A graceful narrative history of the troubled Jamestown colony, “an entrepreneurial effort organized and financed by . . . a start-up venture.”
So writes Virginian and Washington-based journalist Price, giving his tale a thoroughly modern spin at the outset. “English America,” he continues, “was a corporation before it was a country,” and the founders of the Jamestown colony were a mix of corporate types, including plenty of middle managers and martinets who, under the rubric of “gentlemen,” had no intention of working, not even to save their own skins. Alas, writes Price, those founders didn’t do their homework when they chose the spot for their new settlement; though the wide mouth of the James River allowed oceangoing vessels to dock right alongside the town—a helpful advantage, given all the boatloads of gold, silver, and other riches that the colonists were hoping to extract from the surrounding countryside—the site of Jamestown was really a malarial swamp ill-suited to agriculture, cattle, and humans. Put people in trying circumstances, especially people used to the soft life, and you’re likely to get ugly politics.
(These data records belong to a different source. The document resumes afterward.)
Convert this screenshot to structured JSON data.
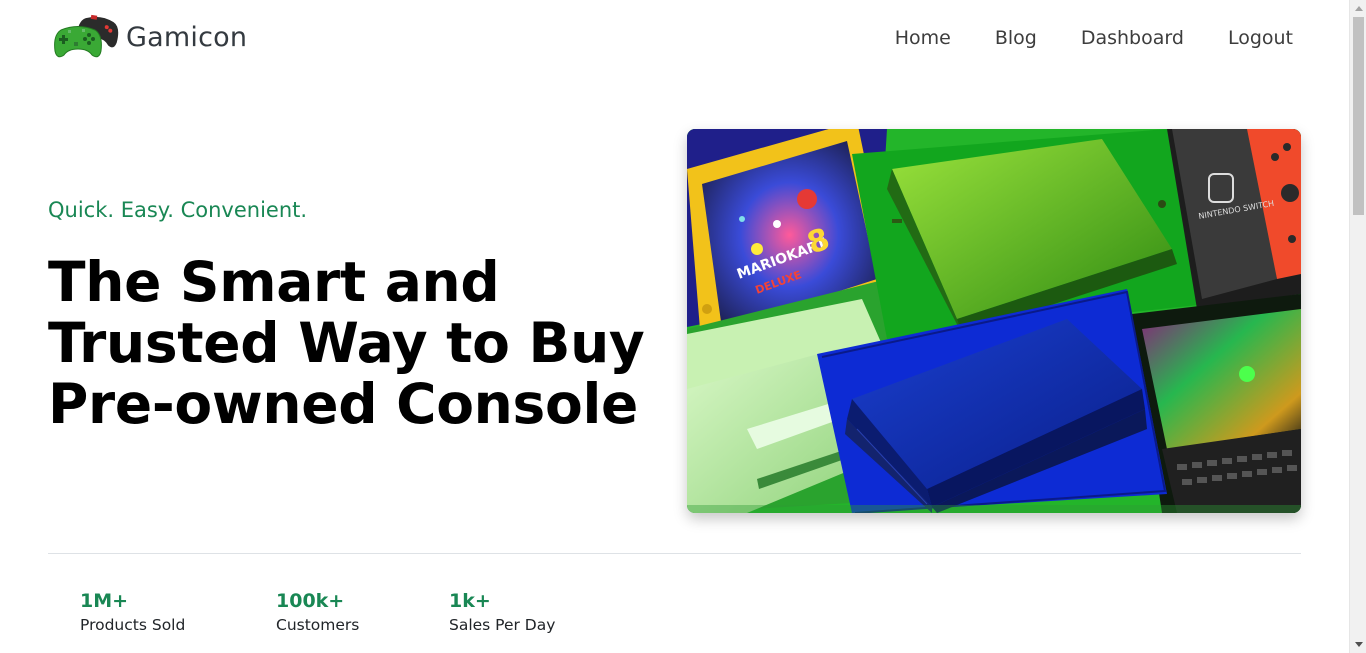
{
  "brand": {
    "name": "Gamicon",
    "logo_icon": "game-controller-icon"
  },
  "nav": {
    "links": [
      {
        "label": "Home"
      },
      {
        "label": "Blog"
      },
      {
        "label": "Dashboard"
      },
      {
        "label": "Logout"
      }
    ]
  },
  "hero": {
    "tagline": "Quick. Easy. Convenient.",
    "headline_line1": "The Smart and",
    "headline_line2": "Trusted Way to Buy",
    "headline_line3": "Pre-owned Console",
    "image_text": {
      "switch_logo": "NINTENDO SWITCH",
      "game_title_1": "MARIOKART",
      "game_title_2": "DELUXE",
      "game_number": "8"
    }
  },
  "stats": [
    {
      "value": "1M+",
      "label": "Products Sold"
    },
    {
      "value": "100k+",
      "label": "Customers"
    },
    {
      "value": "1k+",
      "label": "Sales Per Day"
    }
  ],
  "colors": {
    "accent": "#198754",
    "heading": "#000000",
    "nav_text": "#3d3d3d",
    "divider": "#dee2e6"
  }
}
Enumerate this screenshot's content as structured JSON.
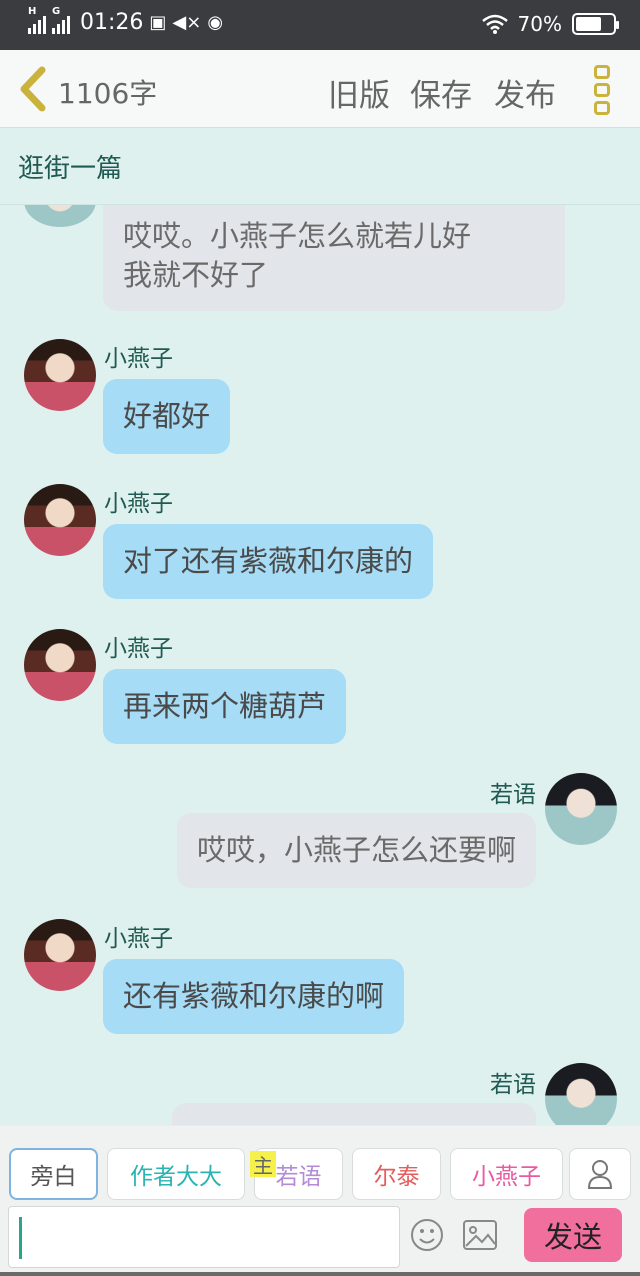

That’s just what happened, Price writes, as struggles developed between aristocratic leaders such as the “selfish Wingfield” and “the imbecile Ratcliffe”—the epithets are those of another historian, though Price doesn’t give much reason to think them wrong, quoting a Jamestown resident who remarked that those governors could have undone Paradise itself—and the commoner John Smith, who was far better equipped than they to see the English through those first few years of warfare and starvation (with a little cannibalism to boot). Price throws a nice twist on the Smith-Pocahontas legend, which has cheerfully misrepresented the facts for four centuries now, and does a fine job of viewing the fortunes of the Jamestown company through the lens of contemporary English politics, all while offering a lively retelling of events.
A first-rate work of popular history, and sure to become a standard.